Nicko, thanks for the photos. That will work for me too  

What is the add-on to the vacuum system? Some sort of coarse material remover??


----------



## harrysin (Jan 15, 2007)

locin said:


> Hi Cliff and welcome to the forum,
> I have attached some photos of how I attached my Router which is a 3 ¼ hp triton and my shop vac. The power point attached to the table is plugged into any power outlet in the garage/workshop, the router is plugged into the shop vac and the shop vac is plugged into the power point on the side of the table. I leave the router on (except when changing bits), when I flick the power point on the side of the table both the shop vac and the router start.
> Hope this helps,
> Nicko


That system relies of course on a shop vac having a power point that is in parallel with it's motor.


----------



## harrysin (Jan 15, 2007)

With this range of Festool DC the vac plugs into the power point and the router/saw etc plugs into the vac which comes on when the tool is switched on, in other words they contain a master/slave switch which senses the current drawn by the tool and and so switches on.

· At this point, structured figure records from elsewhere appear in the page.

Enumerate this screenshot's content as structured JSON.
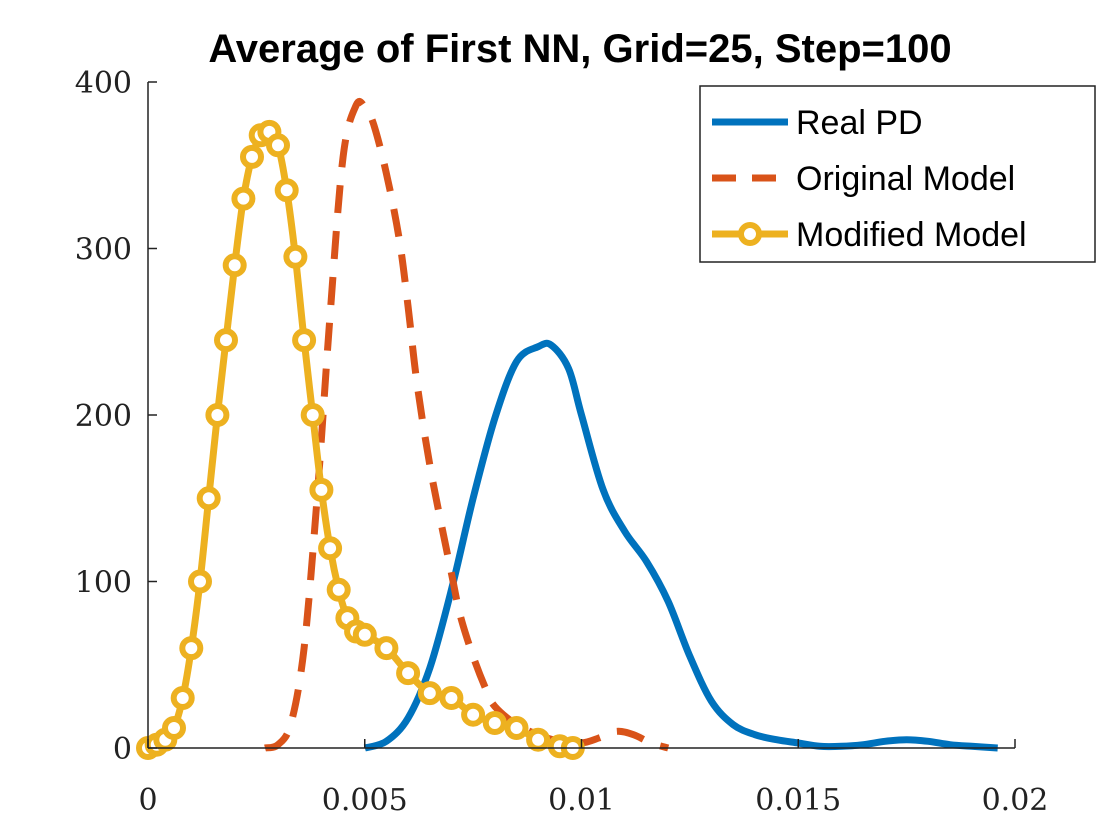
{
  "chart_data": {
    "type": "line",
    "title": "Average of First NN, Grid=25, Step=100",
    "xlabel": "",
    "ylabel": "",
    "xlim": [
      0,
      0.02
    ],
    "ylim": [
      0,
      400
    ],
    "xticks": [
      0,
      0.005,
      0.01,
      0.015,
      0.02
    ],
    "xtick_labels": [
      "0",
      "0.005",
      "0.01",
      "0.015",
      "0.02"
    ],
    "yticks": [
      0,
      100,
      200,
      300,
      400
    ],
    "ytick_labels": [
      "0",
      "100",
      "200",
      "300",
      "400"
    ],
    "grid": false,
    "legend_position": "top-right",
    "series": [
      {
        "name": "Real PD",
        "color": "#0072BD",
        "style": "solid",
        "x": [
          0.005,
          0.0055,
          0.006,
          0.0065,
          0.007,
          0.0075,
          0.008,
          0.0085,
          0.009,
          0.0093,
          0.0097,
          0.01,
          0.0105,
          0.011,
          0.0115,
          0.012,
          0.0125,
          0.013,
          0.0135,
          0.014,
          0.0145,
          0.015,
          0.0155,
          0.016,
          0.0165,
          0.017,
          0.0175,
          0.018,
          0.0185,
          0.019,
          0.0196
        ],
        "y": [
          0,
          4,
          18,
          48,
          95,
          150,
          198,
          232,
          241,
          242,
          228,
          200,
          155,
          130,
          112,
          88,
          55,
          28,
          14,
          8,
          5,
          3,
          1,
          1,
          2,
          4,
          5,
          4,
          2,
          1,
          0
        ]
      },
      {
        "name": "Original Model",
        "color": "#D95319",
        "style": "dashed",
        "x": [
          0.0027,
          0.003,
          0.0033,
          0.0036,
          0.0039,
          0.0042,
          0.0045,
          0.0048,
          0.005,
          0.0052,
          0.0055,
          0.0058,
          0.006,
          0.0062,
          0.0065,
          0.0068,
          0.007,
          0.0072,
          0.0075,
          0.0078,
          0.008,
          0.0085,
          0.009,
          0.0095,
          0.01,
          0.0104,
          0.0108,
          0.0112,
          0.0116,
          0.012
        ],
        "y": [
          0,
          2,
          15,
          60,
          150,
          260,
          355,
          386,
          385,
          375,
          345,
          305,
          265,
          220,
          170,
          130,
          105,
          80,
          55,
          35,
          25,
          14,
          8,
          4,
          3,
          6,
          10,
          8,
          3,
          0
        ]
      },
      {
        "name": "Modified Model",
        "color": "#EDB120",
        "style": "solid-circles",
        "x": [
          0,
          0.0002,
          0.0004,
          0.0006,
          0.0008,
          0.001,
          0.0012,
          0.0014,
          0.0016,
          0.0018,
          0.002,
          0.0022,
          0.0024,
          0.0026,
          0.0028,
          0.003,
          0.0032,
          0.0034,
          0.0036,
          0.0038,
          0.004,
          0.0042,
          0.0044,
          0.0046,
          0.0048,
          0.005,
          0.0055,
          0.006,
          0.0065,
          0.007,
          0.0075,
          0.008,
          0.0085,
          0.009,
          0.0095,
          0.0098
        ],
        "y": [
          0,
          2,
          5,
          12,
          30,
          60,
          100,
          150,
          200,
          245,
          290,
          330,
          355,
          368,
          370,
          362,
          335,
          295,
          245,
          200,
          155,
          120,
          95,
          78,
          70,
          68,
          60,
          45,
          33,
          30,
          20,
          15,
          12,
          5,
          1,
          0
        ]
      }
    ]
  }
}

Just Tools Australia - Tool Specialist in Power & Cordless Tools, Hand & Air Tools


----------



## Mike (Nov 22, 2004)

One thing nobody mentioned is you can not plug your router into an external speed controller. If you do this it will cause the soft start/speed controller in your router to burn out and that is expensive. External speed controllers can only be used with single speed routers or routers that have been modified.


----------